Research Projects

My method reserach has been mostly motivated by problems in genetics, genoimics and metagenomics. I have worked on a variety of problems in statistical genetics and genomics, including methods for family-based genetic linkage and association analysis, methods for admixture mapping, methods for genome-wide association analysis, methods for analysis of microarray time course gene expression data, high dimensional regression analysis for genomic data, methods for copy number variation analysis and methods for analysis of next generation sequence data. I have published both statistical methodological research in top statistics/biostatistics journals (JASA, AOS, AOAS, Biometrika, Biometrics, Biostatistics etc ) and in top genetics journals (AJHG, Plos Genetics, etc) and collaborative research in top scientific journals ( Science, NEJM, Nature, Nature Genetics, Nature Methods, PNAS, Developmental Cell, Cancer Cell etc).


My research covers several broad areas in statistics genetics,genomics and metagenomics: methods for mapping genes for complex diseases, methods for integrative analysis of genomic data and methods for microbiome and metagenomics.
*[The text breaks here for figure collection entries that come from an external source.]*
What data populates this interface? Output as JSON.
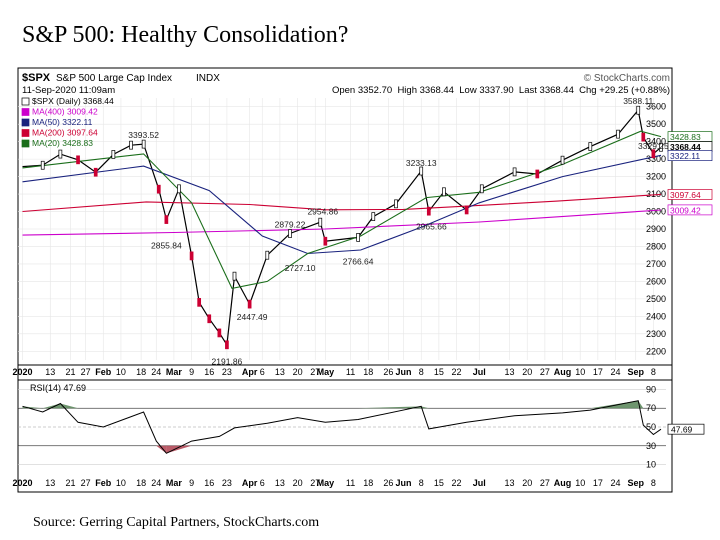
{
  "page": {
    "title": "S&P 500: Healthy Consolidation?",
    "source": "Source: Gerring Capital Partners, StockCharts.com"
  },
  "header": {
    "symbol": "$SPX",
    "name": "S&P 500 Large Cap Index",
    "exchange": "INDX",
    "brand": "© StockCharts.com",
    "date": "11-Sep-2020 11:09am",
    "ohlc": "Open 3352.70  High 3368.44  Low 3337.90  Last 3368.44  Chg +29.25 (+0.88%)"
  },
  "legend": [
    {
      "label": "$SPX (Daily) 3368.44",
      "color": "#000000"
    },
    {
      "label": "MA(400) 3009.42",
      "color": "#cc00cc"
    },
    {
      "label": "MA(50) 3322.11",
      "color": "#1a237e"
    },
    {
      "label": "MA(200) 3097.64",
      "color": "#cc0033"
    },
    {
      "label": "MA(20) 3428.83",
      "color": "#1b6e1b"
    }
  ],
  "chart_data": {
    "type": "line",
    "title": "S&P 500: Healthy Consolidation?",
    "price_ticks": [
      2200,
      2300,
      2400,
      2500,
      2600,
      2700,
      2800,
      2900,
      3000,
      3100,
      3200,
      3300,
      3400,
      3500,
      3600
    ],
    "ylim": [
      2150,
      3650
    ],
    "x_labels": [
      "2020",
      "13",
      "21",
      "27",
      "Feb",
      "10",
      "18",
      "24",
      "Mar",
      "9",
      "16",
      "23",
      "Apr",
      "6",
      "13",
      "20",
      "27",
      "May",
      "11",
      "18",
      "26",
      "Jun",
      "8",
      "15",
      "22",
      "Jul",
      "13",
      "20",
      "27",
      "Aug",
      "10",
      "17",
      "24",
      "Sep",
      "8"
    ],
    "x_bold": [
      "2020",
      "Feb",
      "Mar",
      "Apr",
      "May",
      "Jun",
      "Jul",
      "Aug",
      "Sep"
    ],
    "series": [
      {
        "name": "$SPX (Daily)",
        "color": "#000000",
        "x": [
          "2020-01-02",
          "2020-01-10",
          "2020-01-17",
          "2020-01-24",
          "2020-01-31",
          "2020-02-07",
          "2020-02-14",
          "2020-02-19",
          "2020-02-25",
          "2020-02-28",
          "2020-03-04",
          "2020-03-09",
          "2020-03-12",
          "2020-03-16",
          "2020-03-20",
          "2020-03-23",
          "2020-03-26",
          "2020-04-01",
          "2020-04-08",
          "2020-04-17",
          "2020-04-29",
          "2020-05-01",
          "2020-05-14",
          "2020-05-20",
          "2020-05-29",
          "2020-06-08",
          "2020-06-11",
          "2020-06-17",
          "2020-06-26",
          "2020-07-02",
          "2020-07-15",
          "2020-07-24",
          "2020-08-03",
          "2020-08-14",
          "2020-08-25",
          "2020-09-02",
          "2020-09-04",
          "2020-09-08",
          "2020-09-11"
        ],
        "y": [
          3257,
          3265,
          3329,
          3296,
          3225,
          3327,
          3380,
          3386,
          3128,
          2954,
          3130,
          2746,
          2480,
          2386,
          2305,
          2237,
          2630,
          2470,
          2750,
          2874,
          2939,
          2830,
          2852,
          2971,
          3044,
          3232,
          3002,
          3113,
          3009,
          3130,
          3227,
          3215,
          3294,
          3372,
          3443,
          3580,
          3426,
          3331,
          3368
        ]
      },
      {
        "name": "MA(400)",
        "color": "#cc00cc",
        "x": [
          "2020-01-02",
          "2020-03-02",
          "2020-05-01",
          "2020-07-01",
          "2020-09-11"
        ],
        "y": [
          2865,
          2880,
          2900,
          2940,
          3009
        ]
      },
      {
        "name": "MA(200)",
        "color": "#cc0033",
        "x": [
          "2020-01-02",
          "2020-02-20",
          "2020-04-01",
          "2020-05-01",
          "2020-06-01",
          "2020-07-01",
          "2020-08-01",
          "2020-09-11"
        ],
        "y": [
          3000,
          3055,
          3040,
          3010,
          3012,
          3035,
          3060,
          3098
        ]
      },
      {
        "name": "MA(50)",
        "color": "#1a237e",
        "x": [
          "2020-01-02",
          "2020-02-19",
          "2020-03-16",
          "2020-04-06",
          "2020-04-24",
          "2020-05-15",
          "2020-06-08",
          "2020-07-01",
          "2020-08-03",
          "2020-09-11"
        ],
        "y": [
          3170,
          3260,
          3120,
          2860,
          2760,
          2780,
          2910,
          3050,
          3200,
          3322
        ]
      },
      {
        "name": "MA(20)",
        "color": "#1b6e1b",
        "x": [
          "2020-01-02",
          "2020-02-19",
          "2020-03-09",
          "2020-03-25",
          "2020-04-08",
          "2020-04-24",
          "2020-05-15",
          "2020-06-10",
          "2020-07-01",
          "2020-08-03",
          "2020-09-03",
          "2020-09-11"
        ],
        "y": [
          3250,
          3330,
          3050,
          2560,
          2600,
          2760,
          2860,
          3080,
          3110,
          3270,
          3460,
          3429
        ]
      }
    ],
    "annotations": [
      {
        "label": "3393.52",
        "x": "2020-02-19",
        "y": 3393.52
      },
      {
        "label": "2855.84",
        "x": "2020-02-28",
        "y": 2855.84
      },
      {
        "label": "2191.86",
        "x": "2020-03-23",
        "y": 2191.86
      },
      {
        "label": "2447.49",
        "x": "2020-04-02",
        "y": 2447.49
      },
      {
        "label": "2879.22",
        "x": "2020-04-17",
        "y": 2879.22
      },
      {
        "label": "2727.10",
        "x": "2020-04-21",
        "y": 2727.1
      },
      {
        "label": "2954.86",
        "x": "2020-04-30",
        "y": 2954.86
      },
      {
        "label": "2766.64",
        "x": "2020-05-14",
        "y": 2766.64
      },
      {
        "label": "3233.13",
        "x": "2020-06-08",
        "y": 3233.13
      },
      {
        "label": "2965.66",
        "x": "2020-06-12",
        "y": 2965.66
      },
      {
        "label": "3588.11",
        "x": "2020-09-02",
        "y": 3588.11
      },
      {
        "label": "3329.25",
        "x": "2020-09-08",
        "y": 3329.25
      }
    ],
    "price_tags": [
      {
        "label": "3428.83",
        "value": 3428.83,
        "color": "#1b6e1b"
      },
      {
        "label": "3368.44",
        "value": 3368.44,
        "color": "#000000"
      },
      {
        "label": "3322.11",
        "value": 3322.11,
        "color": "#1a237e"
      },
      {
        "label": "3097.64",
        "value": 3097.64,
        "color": "#cc0033"
      },
      {
        "label": "3009.42",
        "value": 3009.42,
        "color": "#cc00cc"
      }
    ],
    "rsi": {
      "label": "RSI(14) 47.69",
      "ticks": [
        10,
        30,
        50,
        70,
        90
      ],
      "ylim": [
        0,
        100
      ],
      "last": "47.69",
      "x": [
        "2020-01-02",
        "2020-01-10",
        "2020-01-17",
        "2020-01-24",
        "2020-02-03",
        "2020-02-19",
        "2020-02-24",
        "2020-02-28",
        "2020-03-09",
        "2020-03-20",
        "2020-03-26",
        "2020-04-08",
        "2020-04-20",
        "2020-05-01",
        "2020-05-14",
        "2020-06-08",
        "2020-06-11",
        "2020-06-26",
        "2020-07-15",
        "2020-08-03",
        "2020-08-14",
        "2020-09-02",
        "2020-09-04",
        "2020-09-08",
        "2020-09-11"
      ],
      "y": [
        72,
        66,
        75,
        55,
        50,
        66,
        35,
        22,
        35,
        40,
        49,
        54,
        60,
        55,
        58,
        72,
        48,
        55,
        62,
        65,
        68,
        78,
        52,
        42,
        47.69
      ]
    }
  }
}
From 1998 to 2012, I was supported by an NIH R01 grant (ES009911) to develoop methods for mapping genes for complex diseases, including methods for linkage, association, haplotype and admixture mapping. My method research on genomic data analysis was supported by a NIH R01 grant, focusing on developing statistical and computational methods for analysis of genomic data with graphical structure, and another R01 grant focusing on analysis of next generation sequencing data. I was also the PI of a T-32 traininng grant "Training in Ophthalmic Statistical Genetics and Bioinformatics" to train investigators in the area of statistical genetics for ophthalmic genetics.
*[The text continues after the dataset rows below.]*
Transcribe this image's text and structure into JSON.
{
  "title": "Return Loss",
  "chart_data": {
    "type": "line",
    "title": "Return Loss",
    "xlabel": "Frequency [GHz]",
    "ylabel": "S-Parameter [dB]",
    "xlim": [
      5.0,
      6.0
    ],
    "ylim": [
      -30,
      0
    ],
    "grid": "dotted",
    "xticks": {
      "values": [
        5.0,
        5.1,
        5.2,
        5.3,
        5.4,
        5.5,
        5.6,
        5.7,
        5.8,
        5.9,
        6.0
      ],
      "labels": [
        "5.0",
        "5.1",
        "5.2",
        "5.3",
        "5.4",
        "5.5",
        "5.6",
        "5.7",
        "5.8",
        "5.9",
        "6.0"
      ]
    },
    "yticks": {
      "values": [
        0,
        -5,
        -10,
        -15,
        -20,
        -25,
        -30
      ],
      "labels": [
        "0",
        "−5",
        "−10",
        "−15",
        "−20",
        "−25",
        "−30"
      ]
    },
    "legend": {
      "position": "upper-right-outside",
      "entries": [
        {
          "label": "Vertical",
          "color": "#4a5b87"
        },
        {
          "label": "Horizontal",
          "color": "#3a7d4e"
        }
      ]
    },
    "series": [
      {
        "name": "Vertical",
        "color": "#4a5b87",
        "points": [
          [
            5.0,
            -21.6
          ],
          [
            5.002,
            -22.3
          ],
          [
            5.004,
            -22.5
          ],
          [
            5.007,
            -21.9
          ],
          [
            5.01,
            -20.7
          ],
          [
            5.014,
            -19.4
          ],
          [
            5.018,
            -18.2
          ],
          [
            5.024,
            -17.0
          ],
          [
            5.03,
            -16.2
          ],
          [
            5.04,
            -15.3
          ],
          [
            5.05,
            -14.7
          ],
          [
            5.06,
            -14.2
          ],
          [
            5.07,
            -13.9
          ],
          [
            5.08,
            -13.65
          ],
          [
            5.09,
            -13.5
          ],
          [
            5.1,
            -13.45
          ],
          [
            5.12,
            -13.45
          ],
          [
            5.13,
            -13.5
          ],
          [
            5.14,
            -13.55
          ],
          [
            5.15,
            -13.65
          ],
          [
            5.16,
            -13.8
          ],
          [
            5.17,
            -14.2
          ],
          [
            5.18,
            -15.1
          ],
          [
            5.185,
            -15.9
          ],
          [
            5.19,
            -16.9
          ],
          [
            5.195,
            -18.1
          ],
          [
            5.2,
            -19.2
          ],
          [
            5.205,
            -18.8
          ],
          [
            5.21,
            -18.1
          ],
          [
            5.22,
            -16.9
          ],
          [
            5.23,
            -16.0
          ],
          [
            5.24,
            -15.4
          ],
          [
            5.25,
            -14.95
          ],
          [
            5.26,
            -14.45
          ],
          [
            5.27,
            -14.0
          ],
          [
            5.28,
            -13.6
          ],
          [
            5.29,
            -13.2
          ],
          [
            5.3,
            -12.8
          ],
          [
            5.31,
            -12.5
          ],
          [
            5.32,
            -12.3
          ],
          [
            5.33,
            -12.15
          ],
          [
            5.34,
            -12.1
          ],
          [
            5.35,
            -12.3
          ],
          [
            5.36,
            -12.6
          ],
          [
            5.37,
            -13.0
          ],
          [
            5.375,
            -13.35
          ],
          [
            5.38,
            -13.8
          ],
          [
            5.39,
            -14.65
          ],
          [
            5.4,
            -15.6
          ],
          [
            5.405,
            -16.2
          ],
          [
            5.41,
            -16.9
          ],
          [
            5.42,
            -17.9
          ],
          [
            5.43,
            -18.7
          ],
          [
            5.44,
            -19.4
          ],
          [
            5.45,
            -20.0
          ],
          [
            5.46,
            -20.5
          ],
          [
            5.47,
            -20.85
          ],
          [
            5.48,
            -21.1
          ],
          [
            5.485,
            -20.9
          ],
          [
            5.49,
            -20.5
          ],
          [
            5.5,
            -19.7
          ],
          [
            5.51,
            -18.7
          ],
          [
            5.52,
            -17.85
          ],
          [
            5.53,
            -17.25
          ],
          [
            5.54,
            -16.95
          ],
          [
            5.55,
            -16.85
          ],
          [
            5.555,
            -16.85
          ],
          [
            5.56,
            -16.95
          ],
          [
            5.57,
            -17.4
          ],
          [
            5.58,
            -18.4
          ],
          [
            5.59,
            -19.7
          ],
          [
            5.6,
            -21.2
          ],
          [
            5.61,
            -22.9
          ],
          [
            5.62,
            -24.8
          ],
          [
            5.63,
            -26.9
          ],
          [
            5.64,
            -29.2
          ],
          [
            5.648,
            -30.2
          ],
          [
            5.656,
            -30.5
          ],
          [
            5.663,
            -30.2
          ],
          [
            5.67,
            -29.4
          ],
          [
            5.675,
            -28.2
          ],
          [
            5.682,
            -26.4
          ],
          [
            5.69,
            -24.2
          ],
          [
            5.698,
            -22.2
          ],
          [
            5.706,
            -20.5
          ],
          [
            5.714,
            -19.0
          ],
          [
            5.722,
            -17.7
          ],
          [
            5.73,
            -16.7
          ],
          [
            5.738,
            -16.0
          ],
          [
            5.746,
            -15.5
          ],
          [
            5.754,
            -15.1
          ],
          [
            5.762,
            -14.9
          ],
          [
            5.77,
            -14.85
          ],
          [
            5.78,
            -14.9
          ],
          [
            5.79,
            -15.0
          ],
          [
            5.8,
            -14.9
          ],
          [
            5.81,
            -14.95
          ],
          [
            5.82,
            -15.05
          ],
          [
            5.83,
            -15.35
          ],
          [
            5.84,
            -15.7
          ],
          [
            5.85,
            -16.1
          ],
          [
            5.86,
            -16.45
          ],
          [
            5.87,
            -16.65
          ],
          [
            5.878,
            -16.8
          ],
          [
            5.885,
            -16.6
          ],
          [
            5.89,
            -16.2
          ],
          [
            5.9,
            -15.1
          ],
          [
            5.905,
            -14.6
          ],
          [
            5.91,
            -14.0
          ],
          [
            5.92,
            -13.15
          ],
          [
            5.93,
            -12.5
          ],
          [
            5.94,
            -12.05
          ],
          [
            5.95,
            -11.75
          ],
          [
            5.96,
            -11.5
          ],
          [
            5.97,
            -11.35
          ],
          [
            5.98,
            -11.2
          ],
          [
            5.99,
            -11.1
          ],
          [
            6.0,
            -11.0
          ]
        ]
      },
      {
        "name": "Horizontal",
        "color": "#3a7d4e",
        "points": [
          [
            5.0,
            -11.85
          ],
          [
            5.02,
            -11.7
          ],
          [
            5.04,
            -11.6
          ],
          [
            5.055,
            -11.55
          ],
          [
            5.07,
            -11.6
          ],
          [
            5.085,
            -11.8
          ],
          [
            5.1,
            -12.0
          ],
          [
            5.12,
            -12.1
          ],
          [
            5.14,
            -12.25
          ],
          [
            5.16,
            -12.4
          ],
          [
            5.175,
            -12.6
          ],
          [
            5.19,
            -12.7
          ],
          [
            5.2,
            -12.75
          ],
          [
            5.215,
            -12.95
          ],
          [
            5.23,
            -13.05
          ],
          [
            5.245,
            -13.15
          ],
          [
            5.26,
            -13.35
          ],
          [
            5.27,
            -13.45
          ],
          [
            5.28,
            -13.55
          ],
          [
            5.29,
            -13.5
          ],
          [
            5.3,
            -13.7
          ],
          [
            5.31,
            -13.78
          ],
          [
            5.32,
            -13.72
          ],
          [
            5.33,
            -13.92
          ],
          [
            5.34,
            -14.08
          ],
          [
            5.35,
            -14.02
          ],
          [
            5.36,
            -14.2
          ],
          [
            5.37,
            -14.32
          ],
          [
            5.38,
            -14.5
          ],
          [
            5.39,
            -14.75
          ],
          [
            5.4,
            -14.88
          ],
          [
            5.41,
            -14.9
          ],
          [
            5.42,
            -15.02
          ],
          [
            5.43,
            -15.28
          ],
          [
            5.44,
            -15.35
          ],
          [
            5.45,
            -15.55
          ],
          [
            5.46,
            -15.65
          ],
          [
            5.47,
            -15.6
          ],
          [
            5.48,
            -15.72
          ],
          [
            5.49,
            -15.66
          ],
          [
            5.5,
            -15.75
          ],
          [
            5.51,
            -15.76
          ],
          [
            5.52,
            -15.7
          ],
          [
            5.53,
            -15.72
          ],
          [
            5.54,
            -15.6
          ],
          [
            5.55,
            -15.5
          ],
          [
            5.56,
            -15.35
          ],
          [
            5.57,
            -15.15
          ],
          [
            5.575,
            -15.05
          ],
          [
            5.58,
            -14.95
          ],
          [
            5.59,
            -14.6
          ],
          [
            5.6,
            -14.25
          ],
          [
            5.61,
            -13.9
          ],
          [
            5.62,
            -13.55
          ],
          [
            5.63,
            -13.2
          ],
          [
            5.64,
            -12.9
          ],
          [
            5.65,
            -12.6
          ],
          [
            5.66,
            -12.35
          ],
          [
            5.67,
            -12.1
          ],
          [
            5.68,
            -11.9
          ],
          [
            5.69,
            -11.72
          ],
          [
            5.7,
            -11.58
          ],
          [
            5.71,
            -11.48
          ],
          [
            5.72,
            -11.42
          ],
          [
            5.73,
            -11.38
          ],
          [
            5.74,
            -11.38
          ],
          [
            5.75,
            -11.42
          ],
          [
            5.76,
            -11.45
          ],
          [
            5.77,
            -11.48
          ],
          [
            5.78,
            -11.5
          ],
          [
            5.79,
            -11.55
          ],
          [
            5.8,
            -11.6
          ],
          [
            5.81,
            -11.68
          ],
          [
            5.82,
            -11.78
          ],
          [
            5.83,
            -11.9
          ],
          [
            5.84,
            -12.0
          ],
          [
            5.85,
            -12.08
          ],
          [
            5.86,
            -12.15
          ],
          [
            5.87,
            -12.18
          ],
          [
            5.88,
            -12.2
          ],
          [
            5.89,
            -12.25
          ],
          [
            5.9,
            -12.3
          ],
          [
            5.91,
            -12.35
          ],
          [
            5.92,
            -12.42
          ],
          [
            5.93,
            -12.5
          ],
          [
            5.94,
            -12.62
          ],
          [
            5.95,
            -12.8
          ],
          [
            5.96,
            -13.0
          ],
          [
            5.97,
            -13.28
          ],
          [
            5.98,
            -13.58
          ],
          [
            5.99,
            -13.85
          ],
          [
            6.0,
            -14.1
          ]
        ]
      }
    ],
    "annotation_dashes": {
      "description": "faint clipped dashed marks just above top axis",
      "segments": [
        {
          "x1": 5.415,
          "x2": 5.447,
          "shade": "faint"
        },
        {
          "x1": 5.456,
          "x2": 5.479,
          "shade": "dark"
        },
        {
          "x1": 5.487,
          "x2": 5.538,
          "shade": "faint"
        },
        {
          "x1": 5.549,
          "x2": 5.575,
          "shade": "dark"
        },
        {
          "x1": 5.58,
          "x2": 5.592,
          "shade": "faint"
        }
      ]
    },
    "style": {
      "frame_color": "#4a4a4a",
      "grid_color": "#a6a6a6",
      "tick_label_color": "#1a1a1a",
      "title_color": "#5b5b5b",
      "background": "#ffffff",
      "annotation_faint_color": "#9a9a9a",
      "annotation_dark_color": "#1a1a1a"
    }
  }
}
My current research focuses on
(1) statistical and computational issues related to analysis of microbiome and metagenomics data.
(2) methods for integrative analysis of genomics data, especially in joint analysis of GWAS, eQTL data and single cell RNA-seq data.
(3) high dimensional statistics and inference.
(4) causal inference and high dimensional mediation analysis.
(5) transfer learning and domain generalization.
(6) Optimal transport and analysis of non-Euclidean object data.
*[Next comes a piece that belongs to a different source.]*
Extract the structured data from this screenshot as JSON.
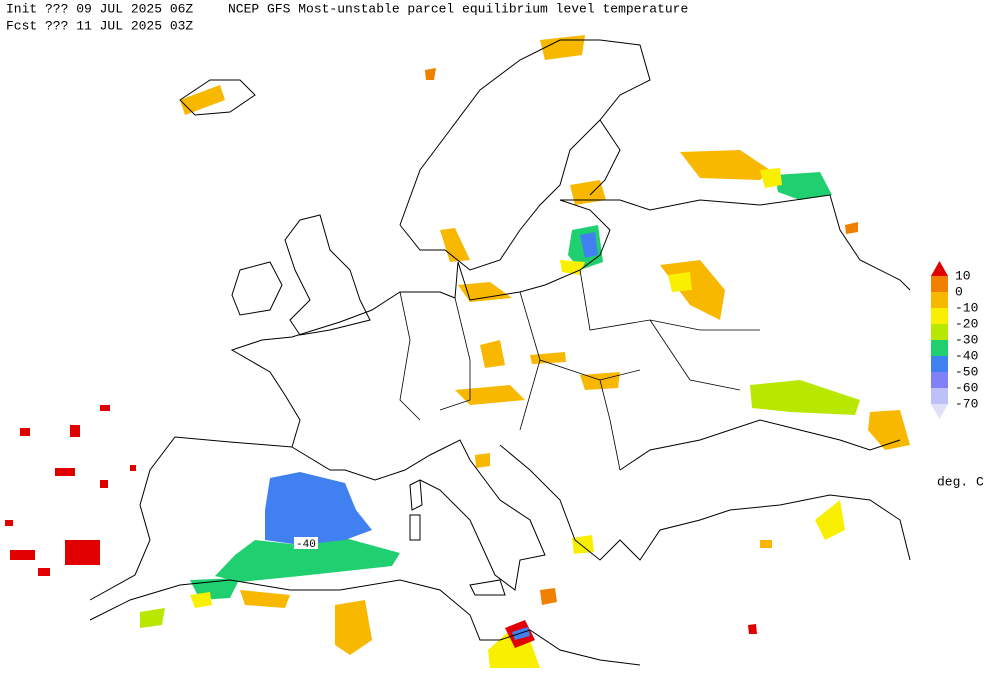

I also collaborate with Penn investigators on genetic and genomics studies of complex diseases and biological systems. My most recent collaborations are in the area of (1) microbiome and its association with diseases such as IBD, obesity and cancer; (2) multiomics studies of chronic kidney disease risk and progression; (3) precision nutrition.

I was/am PI of the following NIH grants:

NIH R01-ES009911, 1998-2001: Survival Models for Mapping Genes for Complex Diseases.
NIH R01-ES009911, 2002-2006: Survival Models for Mapping Genes for Complex Diseases.
NIH R01-ES009911, 2007-2012: Survival Analysis Methods in Genetic Studies.
NIH P01-AG025532, 2007-2008: A Mitochondrial Longevity Pathway: P66Shc Mechanisms -Biostatistics Core.
NIH R01-CA127334, 2007-2012: Methods for Genomic Data with Graphical Structures.
NIH R01-CA127334, 2012-2017: Methods for Genomic Data with Graphical Structures.
NIH T32-EY021451, 2011-2016: Training in Ophthalmic Statistical Genetics and Bioinformatics.
NIH R01-GM097505, 2012-2016: Statistical Methods for Next-Generation Sequence Data.
NIH R01-GM123056, 2017-2021: Statistical Methods for Microbiome and Metagenomics.
NIH R01-GM129781, 2018-2022: Methods for Integrative Genomic Data Analysis.
NIH R01-GM123056, 2022-2026: Statistical Methods for Microbiome and Metagenomics.
NIH P30-DK050306, 2022-2027: Center for Molecular Studies in Digestive and Liver Diseases - BDSC Core.
NIH R01-GM129781, 2023-2027: Methods for Integrative Genomic Data Analysis.